En el campo, la satisfacción es generalizada. «Estamos ante un año muy bueno para la colza. Los momentos críticos de la nascencia y la implantación se desarrollaron muy bien y el resultado es esta buena cosecha. Además, la sequía de primavera que afectó en mayor medida al cereal no tuvo tanta incidencia en este cultivo porque es más resistente a la escasez de humedad», apunta Óscar Bobadilla, agricultor natural de Baños de Río Tobía que estos días compagina la siega con los tratamientos en sus viñedos de La Rioja Alta.

Este año las cuentas van a salir mejor para los profesionales del campo riojano que las de la campaña anterior. Frente a los 325 euros la tonelada que se cobró en 2020, para esta cosecha los precios ya superan los 500 euros. Óscar habla de 200 euros más la tonelada. Un producto que, según él, tiene como destino principal el país galo.

Durante una semana la cosechadora de Óscar va a estar en funcionamiento por los campos de colza que rodean Matute y Baños de Río Tobía después de concluir la siega de la cebada. En su caso, cuenta con una máquina propia pero reconoce el creciente problema de la falta de cosechadoras: «Esto se debe a que cada vez la campaña se generaliza antes y se solapan muchas zonas, por lo que, ante una falta de máquinas, la cosecha en otras zonas se ve obligada a retrasarse».

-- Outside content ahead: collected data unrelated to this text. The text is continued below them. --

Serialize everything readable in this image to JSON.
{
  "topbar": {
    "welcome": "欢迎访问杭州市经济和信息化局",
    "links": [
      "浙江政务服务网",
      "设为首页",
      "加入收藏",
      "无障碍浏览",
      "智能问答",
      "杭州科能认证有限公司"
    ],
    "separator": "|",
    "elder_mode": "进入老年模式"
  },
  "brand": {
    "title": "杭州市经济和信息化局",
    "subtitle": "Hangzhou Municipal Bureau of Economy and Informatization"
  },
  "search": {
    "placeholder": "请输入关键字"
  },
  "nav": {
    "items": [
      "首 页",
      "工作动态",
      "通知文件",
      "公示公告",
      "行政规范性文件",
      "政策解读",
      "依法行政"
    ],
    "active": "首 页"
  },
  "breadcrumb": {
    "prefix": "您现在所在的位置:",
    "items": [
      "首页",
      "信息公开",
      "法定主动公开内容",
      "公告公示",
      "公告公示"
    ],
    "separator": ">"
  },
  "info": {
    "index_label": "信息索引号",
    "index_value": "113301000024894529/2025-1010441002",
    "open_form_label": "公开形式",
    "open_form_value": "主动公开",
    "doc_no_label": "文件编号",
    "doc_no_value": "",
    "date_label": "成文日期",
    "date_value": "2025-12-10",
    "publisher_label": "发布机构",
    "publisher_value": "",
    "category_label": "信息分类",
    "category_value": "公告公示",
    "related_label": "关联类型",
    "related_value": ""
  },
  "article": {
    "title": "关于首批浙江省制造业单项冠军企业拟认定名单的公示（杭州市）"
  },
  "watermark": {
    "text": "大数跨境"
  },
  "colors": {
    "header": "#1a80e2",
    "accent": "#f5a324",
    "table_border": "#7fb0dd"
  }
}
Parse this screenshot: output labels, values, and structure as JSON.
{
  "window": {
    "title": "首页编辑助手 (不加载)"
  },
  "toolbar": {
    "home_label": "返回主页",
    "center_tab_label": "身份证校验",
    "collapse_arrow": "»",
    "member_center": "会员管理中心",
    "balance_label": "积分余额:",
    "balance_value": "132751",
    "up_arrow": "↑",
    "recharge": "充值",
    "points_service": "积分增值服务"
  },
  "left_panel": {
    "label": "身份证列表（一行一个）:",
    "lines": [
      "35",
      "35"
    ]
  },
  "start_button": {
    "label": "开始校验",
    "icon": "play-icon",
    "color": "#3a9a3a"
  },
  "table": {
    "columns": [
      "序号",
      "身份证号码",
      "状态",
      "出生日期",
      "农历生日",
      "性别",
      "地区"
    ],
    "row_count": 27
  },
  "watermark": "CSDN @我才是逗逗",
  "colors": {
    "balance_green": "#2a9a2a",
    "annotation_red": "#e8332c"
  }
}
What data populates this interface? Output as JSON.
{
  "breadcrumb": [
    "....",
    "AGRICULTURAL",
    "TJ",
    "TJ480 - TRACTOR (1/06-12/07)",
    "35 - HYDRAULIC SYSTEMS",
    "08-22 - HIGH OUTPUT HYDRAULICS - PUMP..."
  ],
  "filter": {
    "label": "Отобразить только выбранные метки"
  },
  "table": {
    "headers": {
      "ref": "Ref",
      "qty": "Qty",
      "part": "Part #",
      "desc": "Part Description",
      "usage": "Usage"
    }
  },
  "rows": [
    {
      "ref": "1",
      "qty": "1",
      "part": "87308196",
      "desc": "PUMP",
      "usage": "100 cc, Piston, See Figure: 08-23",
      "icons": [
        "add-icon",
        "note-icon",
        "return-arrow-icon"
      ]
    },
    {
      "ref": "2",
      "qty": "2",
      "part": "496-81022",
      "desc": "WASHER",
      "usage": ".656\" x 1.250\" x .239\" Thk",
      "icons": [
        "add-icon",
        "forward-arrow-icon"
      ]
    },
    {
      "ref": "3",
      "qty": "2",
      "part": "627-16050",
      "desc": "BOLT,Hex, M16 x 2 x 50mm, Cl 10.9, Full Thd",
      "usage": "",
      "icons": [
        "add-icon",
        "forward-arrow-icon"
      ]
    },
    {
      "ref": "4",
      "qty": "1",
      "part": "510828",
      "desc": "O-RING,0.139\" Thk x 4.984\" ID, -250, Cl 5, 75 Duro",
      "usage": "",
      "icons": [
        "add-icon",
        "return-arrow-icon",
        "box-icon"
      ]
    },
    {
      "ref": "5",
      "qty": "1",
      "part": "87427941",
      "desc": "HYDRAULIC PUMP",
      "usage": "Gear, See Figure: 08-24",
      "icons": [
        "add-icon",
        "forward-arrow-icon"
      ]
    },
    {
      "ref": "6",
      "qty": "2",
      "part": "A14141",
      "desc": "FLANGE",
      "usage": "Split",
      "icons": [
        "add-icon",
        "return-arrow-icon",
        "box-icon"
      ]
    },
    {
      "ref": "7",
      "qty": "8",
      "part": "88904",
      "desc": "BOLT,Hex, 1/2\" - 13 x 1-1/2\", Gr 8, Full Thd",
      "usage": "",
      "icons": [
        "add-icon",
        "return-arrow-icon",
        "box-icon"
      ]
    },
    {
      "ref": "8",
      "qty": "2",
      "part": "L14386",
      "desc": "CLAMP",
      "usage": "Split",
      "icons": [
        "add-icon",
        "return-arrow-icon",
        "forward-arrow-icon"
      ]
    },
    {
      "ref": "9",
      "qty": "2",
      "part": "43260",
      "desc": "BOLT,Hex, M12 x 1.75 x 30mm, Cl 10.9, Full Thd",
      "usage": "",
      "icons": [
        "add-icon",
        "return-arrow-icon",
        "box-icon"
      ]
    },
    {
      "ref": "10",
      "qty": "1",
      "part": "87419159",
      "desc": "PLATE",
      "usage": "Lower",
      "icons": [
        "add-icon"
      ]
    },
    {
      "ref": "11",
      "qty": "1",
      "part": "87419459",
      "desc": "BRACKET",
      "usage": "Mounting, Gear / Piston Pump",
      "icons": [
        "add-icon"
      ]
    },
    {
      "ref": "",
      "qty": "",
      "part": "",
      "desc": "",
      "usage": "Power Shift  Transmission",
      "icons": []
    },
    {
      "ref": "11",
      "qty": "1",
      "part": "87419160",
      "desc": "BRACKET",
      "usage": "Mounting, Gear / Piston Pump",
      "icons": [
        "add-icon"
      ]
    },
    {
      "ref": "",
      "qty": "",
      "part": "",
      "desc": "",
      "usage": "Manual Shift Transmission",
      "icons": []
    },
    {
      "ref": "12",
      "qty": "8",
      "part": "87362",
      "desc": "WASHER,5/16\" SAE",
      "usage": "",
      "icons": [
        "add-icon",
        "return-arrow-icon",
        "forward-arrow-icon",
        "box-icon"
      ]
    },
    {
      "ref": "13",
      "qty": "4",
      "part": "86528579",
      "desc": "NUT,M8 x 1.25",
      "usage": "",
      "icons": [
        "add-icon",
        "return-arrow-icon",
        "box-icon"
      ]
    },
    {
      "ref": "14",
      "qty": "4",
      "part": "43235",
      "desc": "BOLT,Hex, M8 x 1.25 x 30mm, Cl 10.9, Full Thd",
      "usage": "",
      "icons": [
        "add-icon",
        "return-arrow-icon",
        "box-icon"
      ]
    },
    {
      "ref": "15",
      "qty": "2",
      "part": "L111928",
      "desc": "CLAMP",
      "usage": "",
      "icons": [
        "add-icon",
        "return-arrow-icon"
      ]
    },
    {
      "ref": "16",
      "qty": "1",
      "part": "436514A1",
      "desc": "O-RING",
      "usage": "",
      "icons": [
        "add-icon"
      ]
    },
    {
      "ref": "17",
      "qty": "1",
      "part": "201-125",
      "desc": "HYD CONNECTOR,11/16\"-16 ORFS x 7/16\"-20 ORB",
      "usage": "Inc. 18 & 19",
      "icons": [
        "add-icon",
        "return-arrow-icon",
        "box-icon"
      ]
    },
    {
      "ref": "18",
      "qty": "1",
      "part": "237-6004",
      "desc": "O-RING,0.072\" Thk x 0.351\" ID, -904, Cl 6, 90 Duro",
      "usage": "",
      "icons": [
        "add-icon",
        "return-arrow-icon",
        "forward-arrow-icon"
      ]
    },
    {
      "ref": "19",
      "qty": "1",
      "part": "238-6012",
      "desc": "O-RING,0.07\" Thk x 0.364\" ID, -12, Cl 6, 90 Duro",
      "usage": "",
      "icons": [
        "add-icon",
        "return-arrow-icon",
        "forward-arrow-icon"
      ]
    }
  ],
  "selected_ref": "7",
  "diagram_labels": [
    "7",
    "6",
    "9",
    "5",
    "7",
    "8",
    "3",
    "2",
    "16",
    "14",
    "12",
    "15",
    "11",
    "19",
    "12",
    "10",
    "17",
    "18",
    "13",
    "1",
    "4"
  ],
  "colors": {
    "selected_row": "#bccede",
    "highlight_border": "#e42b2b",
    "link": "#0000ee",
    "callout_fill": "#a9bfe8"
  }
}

Aunque sean diferentes cultivos, pero una misma máquina para recolectarlos, el manejo es «diferente y más complicado en el caso de la colza». El agricultor de Baños de Río Tobía explica cómo los cerca de dos metros que miden las matas de colza dificultan la siega «porque las hierbas se enredan y pueden atascar el corte». De ahí que se coloquen dos sierras a ambos extremos del corte de la cosechadora y una bandeja para que este se alargue unos 50 centímetros más.

Desde la Cooperativa Garu en Santo Domingo, que gestiona todos los herbáceos de esta comarca, donde la cosecha ya se ha generalizado, su gerente José Andrés Moneo lo tiene claro y coincide con Óscar en la valoración: «Este es uno de los mejores años sin duda para la colza, que viene muy buena tanto en cantidad como en calidad, por no hablar de los precios, que están al alza y todavía se espera que puedan subir más, aunque estas cifras actuales son en tiempo de campaña porque luego fluctúan y pueden variar».

De ahí que Moneo considere que estas cifras «apetecibles» puedan disparar el interés de los agricultores para el próximo año: «Pero esto ya se sabe cómo funciona, la gente se animará a sembrar colza y luego el año que viene los precios vendrán tirados…».

La campaña anterior fue mucho más abundante y por eso los precios también cayeron, pero principalmente el motivo de estas subidas lo centran los movimientos de los mercados internacionales, las heladas en países como Francia y las crecientes demandas de aceite elaborado con colza.